Acórdão nº 806/07.0TBTND.C1.S1 de Supremo Tribunal de Justiça (Portugal), 14 de Fevereiro de 2013

Magistrado ResponsávelSERRA BAPTISTA
Data da Resolução14 de Fevereiro de 2013
EmissorSupremo Tribunal de Justiça (Portugal)

ACORDAM NO SUPREMO TRIBUNAL DE JUSTIÇA: AA, BB e mulher CC, DD e mulher EE, FF e mulher GG, HH, II e mulher JJ, KK, LL e mulher MM, NN e mulher OO, PP e marido QQ, RR, SS e marido TT, UU e VV e mulher XX vieram intentar acção, com processo ordinário, contra ZZ), S.A. e AAA, S.A., pedindo que: a) se declare que são os donos e legítimos comproprietários do prédio rústico, sito na Encosta do ........, freguesia de Mosteirinho, concelho de Tondela, inscrito na matriz sob o artigo 2400 e descrito na Conservatória do Registo Predial de Tondela sob a inscrição 000000000000, e se condenem as rés a reconhecer tal; b) se condenem as rés a abster-se, de imediato e totalmente, de colocar em funcionamento o aerogerador n.º 9, referido nos artigos 26º e 27º da petição inicial, suspendendo definitivamente a actividade do mesmo; ou, em, alternativa c) se condenem as rés a retirar o dito aerogerador, e respectiva torre, para a distância superior a 250 m da extrema nascente do prédio dos autores.

Alegando, para tanto, e em suma: São os únicos e legítimos comproprietários do prédio identificado em a) do seu pedido, o qual se encontra registado a seu favor na competente Conservatória do Registo Predial e que, adquiriram por usucapião, uma vez que, por si e seus antepossuidores, há mais de 30 anos, pública e pacificamente vêm usufruindo, na convicção de que este lhe pertence.

A primeira ré procedeu à construção e montagem de um parque eólico, na cumeada do Serra do ........, composto por 16 aerogeradores, implantada ao longo de uma estrada.

O parque eólico e o prédio dos autores ficam separados por uma estrada.

O prédio dos autores fica do lado esquerdo da referida estrada.

Como cada aerogeradores tem uma altura de 67 metros, as pás 43 m e o roter 87 metros, pelo menos um deles ocupa o espaço aéreo do prédio dos autores numa distância superior a 20 metros.

Além do mais, o prédio dos autores ficou onerado e diminuído nas suas utilidades, já que nele ficam os autores privados de instalar outro parque eólico, ainda que por cedência ou arrendamento a terceiros.

A primeira ré transferiu para a segunda ré a titularidade da licença do estabelecimento do dito parque eólico.

Citadas, as rés vieram contestar, defendendo-se por excepção e por impugnação.

A ré ZZ invocou a excepção da sua ilegitimidade passiva, por já não ser a proprietária do parque eólico e afirmou que as pás do gerador n.º 9 nem sempre sobrevoam o prédio dos autores e quando o fazem apenas o atingem numa extensão de 1 a 20 metros, não se verificando uma violação que mereça a tutela do direito.

A ré AAA contestou deduzindo a excepção de ilegitimidade activa dos 2.º a 4.º, 8.º a 10.º, 12.º e 13.º autores, por que não se encontra inscrito, a favor deles, o respectivo direito de propriedade.
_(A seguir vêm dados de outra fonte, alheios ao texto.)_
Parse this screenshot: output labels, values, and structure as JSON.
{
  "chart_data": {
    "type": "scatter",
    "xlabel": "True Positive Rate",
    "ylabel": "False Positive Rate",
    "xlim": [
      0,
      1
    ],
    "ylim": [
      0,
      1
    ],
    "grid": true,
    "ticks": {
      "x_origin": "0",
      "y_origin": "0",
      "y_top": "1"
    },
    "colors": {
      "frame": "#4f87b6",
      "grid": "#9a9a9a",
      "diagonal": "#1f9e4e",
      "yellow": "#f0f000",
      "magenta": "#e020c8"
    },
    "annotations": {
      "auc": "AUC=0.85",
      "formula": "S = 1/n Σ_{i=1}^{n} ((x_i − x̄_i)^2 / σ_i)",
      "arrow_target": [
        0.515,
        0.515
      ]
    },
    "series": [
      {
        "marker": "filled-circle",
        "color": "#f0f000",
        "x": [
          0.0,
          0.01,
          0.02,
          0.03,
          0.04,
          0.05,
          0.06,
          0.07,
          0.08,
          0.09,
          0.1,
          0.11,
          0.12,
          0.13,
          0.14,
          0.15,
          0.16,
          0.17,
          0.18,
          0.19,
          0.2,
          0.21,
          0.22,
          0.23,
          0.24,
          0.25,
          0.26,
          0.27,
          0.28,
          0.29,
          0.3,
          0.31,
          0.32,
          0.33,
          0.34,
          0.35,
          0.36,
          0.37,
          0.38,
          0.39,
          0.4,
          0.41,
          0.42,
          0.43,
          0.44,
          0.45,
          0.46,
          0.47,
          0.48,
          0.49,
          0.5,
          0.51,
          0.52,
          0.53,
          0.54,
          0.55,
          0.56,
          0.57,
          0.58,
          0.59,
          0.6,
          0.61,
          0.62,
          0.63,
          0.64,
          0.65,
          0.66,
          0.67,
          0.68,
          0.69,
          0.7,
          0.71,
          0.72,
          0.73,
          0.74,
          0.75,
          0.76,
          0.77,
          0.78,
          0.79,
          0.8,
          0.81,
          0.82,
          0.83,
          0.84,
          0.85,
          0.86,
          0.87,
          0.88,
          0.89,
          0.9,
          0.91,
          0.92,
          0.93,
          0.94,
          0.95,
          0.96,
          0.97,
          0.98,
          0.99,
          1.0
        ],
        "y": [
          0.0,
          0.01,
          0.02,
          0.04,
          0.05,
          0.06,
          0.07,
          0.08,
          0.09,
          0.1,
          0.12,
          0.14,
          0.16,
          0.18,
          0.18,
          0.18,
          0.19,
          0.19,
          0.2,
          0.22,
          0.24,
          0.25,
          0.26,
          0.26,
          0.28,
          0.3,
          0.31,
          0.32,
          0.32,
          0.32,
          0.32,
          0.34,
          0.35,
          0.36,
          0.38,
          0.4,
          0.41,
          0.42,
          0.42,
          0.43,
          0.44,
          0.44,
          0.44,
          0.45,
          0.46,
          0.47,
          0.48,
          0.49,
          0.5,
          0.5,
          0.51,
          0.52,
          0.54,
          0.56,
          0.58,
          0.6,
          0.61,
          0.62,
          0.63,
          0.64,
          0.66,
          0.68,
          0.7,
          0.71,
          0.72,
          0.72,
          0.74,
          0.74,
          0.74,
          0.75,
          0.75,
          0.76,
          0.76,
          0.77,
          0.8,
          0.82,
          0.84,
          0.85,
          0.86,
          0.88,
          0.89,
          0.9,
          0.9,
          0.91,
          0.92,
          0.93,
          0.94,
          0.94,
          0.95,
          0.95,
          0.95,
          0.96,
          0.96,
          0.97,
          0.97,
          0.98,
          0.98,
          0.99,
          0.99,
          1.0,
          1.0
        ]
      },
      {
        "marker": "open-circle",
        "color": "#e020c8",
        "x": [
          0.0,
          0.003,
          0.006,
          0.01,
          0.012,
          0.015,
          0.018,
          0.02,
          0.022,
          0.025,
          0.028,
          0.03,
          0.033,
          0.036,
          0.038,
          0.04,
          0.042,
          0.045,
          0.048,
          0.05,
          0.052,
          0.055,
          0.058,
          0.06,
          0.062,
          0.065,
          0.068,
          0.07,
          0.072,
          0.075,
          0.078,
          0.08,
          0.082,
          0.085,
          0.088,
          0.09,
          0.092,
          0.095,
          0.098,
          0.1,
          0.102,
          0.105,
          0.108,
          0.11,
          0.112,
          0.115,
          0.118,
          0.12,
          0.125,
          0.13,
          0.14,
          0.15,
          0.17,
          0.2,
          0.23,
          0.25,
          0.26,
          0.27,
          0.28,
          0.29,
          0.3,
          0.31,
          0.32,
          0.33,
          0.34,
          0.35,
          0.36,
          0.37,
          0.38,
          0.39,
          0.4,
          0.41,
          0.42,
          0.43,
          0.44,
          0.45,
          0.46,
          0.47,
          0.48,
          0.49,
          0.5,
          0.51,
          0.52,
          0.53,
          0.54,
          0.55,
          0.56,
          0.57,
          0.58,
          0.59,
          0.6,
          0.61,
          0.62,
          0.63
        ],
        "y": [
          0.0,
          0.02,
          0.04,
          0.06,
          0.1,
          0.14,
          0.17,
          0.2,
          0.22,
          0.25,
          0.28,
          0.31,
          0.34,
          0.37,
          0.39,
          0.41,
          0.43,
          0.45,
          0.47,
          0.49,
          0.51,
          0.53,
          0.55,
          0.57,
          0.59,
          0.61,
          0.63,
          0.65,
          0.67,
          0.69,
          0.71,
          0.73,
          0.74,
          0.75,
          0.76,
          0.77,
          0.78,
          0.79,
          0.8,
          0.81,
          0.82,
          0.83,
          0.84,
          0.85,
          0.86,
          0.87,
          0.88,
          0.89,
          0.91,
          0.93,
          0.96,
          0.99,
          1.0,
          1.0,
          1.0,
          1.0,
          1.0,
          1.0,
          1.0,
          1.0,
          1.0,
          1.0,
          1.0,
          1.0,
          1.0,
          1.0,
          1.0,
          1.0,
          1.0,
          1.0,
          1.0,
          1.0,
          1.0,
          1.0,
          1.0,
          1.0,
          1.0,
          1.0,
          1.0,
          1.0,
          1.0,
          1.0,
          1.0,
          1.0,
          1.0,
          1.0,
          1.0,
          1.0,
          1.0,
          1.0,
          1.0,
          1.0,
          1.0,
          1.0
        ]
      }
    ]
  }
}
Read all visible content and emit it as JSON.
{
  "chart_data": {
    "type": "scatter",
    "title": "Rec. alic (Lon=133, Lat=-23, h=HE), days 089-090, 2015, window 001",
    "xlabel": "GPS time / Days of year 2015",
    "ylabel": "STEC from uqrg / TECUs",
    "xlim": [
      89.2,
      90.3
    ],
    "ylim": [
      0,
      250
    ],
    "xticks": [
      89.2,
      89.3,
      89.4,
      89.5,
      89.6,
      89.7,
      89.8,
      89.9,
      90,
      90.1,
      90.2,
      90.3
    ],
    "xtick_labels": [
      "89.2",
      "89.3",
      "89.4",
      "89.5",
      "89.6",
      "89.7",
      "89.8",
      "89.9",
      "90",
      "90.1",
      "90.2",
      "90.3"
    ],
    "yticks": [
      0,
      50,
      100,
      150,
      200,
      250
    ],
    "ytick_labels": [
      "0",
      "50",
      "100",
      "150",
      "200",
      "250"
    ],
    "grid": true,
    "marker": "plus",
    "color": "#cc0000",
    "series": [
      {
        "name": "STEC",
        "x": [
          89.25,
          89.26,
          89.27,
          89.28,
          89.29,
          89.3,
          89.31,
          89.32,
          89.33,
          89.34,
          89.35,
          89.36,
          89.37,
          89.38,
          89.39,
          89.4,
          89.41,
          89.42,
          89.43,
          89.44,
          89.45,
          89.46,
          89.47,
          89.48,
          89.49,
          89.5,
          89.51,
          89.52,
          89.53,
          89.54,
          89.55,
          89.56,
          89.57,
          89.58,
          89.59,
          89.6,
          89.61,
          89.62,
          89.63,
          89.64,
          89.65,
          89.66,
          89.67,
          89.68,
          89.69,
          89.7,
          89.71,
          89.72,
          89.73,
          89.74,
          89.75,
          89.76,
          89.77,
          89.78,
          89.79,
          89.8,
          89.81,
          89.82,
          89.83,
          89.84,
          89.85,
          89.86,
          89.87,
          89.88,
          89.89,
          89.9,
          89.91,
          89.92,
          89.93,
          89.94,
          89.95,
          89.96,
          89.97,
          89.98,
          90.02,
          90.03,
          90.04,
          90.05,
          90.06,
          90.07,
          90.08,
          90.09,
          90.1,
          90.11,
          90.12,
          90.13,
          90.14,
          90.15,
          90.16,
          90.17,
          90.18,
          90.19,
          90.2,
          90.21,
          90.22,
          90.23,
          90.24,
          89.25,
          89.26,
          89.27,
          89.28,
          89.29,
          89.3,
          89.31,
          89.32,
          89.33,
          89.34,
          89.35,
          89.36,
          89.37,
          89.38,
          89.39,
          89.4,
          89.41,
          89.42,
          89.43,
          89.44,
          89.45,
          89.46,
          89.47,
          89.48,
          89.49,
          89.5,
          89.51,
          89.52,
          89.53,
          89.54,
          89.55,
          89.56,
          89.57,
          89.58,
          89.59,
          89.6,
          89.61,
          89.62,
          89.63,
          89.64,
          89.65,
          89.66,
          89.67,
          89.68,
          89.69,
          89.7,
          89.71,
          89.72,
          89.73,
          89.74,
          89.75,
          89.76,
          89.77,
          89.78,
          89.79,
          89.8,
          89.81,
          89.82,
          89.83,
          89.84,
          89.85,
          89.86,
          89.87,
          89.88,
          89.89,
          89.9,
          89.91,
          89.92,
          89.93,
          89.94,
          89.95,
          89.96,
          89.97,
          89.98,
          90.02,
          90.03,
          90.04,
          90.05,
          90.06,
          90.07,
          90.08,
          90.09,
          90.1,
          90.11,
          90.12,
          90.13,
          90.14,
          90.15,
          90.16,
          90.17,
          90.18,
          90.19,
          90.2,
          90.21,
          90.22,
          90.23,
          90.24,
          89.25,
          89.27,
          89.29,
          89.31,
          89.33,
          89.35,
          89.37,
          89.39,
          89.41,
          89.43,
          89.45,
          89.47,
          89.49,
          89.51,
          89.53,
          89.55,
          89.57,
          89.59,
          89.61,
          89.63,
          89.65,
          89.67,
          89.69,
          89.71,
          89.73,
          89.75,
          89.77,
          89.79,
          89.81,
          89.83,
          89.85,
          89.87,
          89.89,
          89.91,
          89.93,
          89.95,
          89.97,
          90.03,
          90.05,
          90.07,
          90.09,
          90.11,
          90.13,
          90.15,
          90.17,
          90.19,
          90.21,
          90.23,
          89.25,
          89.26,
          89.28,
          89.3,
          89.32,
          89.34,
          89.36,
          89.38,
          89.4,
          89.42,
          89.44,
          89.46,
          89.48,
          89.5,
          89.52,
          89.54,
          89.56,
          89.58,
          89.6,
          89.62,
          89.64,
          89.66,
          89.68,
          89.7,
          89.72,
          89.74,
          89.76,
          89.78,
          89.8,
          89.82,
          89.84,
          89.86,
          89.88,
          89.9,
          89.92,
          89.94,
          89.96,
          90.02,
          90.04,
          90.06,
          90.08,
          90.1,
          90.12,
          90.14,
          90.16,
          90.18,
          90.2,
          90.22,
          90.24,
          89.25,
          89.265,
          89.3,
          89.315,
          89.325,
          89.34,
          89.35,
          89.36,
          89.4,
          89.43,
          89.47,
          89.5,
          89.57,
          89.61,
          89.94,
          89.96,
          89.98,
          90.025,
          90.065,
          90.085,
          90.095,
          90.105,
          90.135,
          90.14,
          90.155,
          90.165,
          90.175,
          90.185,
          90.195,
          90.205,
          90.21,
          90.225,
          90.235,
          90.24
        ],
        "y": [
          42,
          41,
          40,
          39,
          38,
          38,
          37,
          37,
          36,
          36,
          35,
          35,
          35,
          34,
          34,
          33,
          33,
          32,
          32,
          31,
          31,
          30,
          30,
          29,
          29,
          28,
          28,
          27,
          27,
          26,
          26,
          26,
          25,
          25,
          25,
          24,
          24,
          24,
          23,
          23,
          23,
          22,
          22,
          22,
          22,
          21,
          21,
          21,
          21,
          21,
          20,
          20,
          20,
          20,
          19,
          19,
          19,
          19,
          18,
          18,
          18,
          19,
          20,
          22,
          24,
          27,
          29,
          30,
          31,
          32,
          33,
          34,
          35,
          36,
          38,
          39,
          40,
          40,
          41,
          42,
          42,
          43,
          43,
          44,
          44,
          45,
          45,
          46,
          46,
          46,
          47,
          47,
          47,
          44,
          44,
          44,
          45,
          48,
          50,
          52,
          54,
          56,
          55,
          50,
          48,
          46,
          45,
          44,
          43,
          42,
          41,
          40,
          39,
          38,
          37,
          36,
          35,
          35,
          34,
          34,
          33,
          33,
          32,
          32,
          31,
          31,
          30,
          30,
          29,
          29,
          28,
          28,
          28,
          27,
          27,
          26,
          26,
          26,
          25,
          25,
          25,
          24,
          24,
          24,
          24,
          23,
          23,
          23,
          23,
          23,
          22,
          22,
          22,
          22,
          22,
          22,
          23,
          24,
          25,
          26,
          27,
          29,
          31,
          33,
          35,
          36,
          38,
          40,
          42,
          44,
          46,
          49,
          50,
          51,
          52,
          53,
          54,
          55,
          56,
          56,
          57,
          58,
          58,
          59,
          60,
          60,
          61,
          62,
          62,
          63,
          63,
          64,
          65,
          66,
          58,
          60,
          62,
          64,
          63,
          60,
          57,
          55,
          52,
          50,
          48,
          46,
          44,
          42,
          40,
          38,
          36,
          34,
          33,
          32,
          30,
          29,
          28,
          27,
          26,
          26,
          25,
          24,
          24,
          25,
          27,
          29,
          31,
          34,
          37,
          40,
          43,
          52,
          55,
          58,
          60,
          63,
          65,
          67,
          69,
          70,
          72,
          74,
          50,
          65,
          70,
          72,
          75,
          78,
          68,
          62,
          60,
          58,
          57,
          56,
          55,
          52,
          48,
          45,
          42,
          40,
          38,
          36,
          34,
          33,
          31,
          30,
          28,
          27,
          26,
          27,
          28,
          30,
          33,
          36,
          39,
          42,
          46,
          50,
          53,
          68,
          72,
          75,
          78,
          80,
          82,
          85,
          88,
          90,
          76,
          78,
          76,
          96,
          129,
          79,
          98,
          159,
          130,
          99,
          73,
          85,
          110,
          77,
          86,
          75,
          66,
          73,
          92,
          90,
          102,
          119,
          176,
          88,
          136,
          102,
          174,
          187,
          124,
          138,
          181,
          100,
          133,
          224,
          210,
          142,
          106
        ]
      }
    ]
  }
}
Por impugnação, invocou, em suma, que as pás do gerador n.º 9 apenas em certas condições sobrevoam o prédio dos autores, pelo que não se verifica uma violação que mereça a tutela do direito. Mais disse que as pás giram a uma altura muito superior a 24 metros de altura não se encontrando o prédio minimamente onerado, pelo que os autores actuam abusivamente.

E, concluem, pugnando para que os sejam absolvidos da instância, por procederem as excepções por si invocadas, ou seja a acção julgada improcedente, com a sua absolvição do pedido.

Replicaram os autores, pugnando pela improcedência das excepções deduzidas.

A ré AAA, S.A., treplicou reafirmando a sua posição quanto à ilegitimidade de alguns autores.

Foi proferido o despacho saneador, que ordenou o desentranhamento da tréplica e julgou improcedentes as excepções – de ilegitimidade passiva da ré ZZ, S.A. e da ilegitimidade activa dos 2.º; 3.º; 4.º; 8.º; 9.º; 10.º; 12.º e 13.º autores – arguidas.

Foram fixados os factos tidos por assentes, tendo sido organizada a base instrutória, ulteriormente aditada, por procedência de reclamação.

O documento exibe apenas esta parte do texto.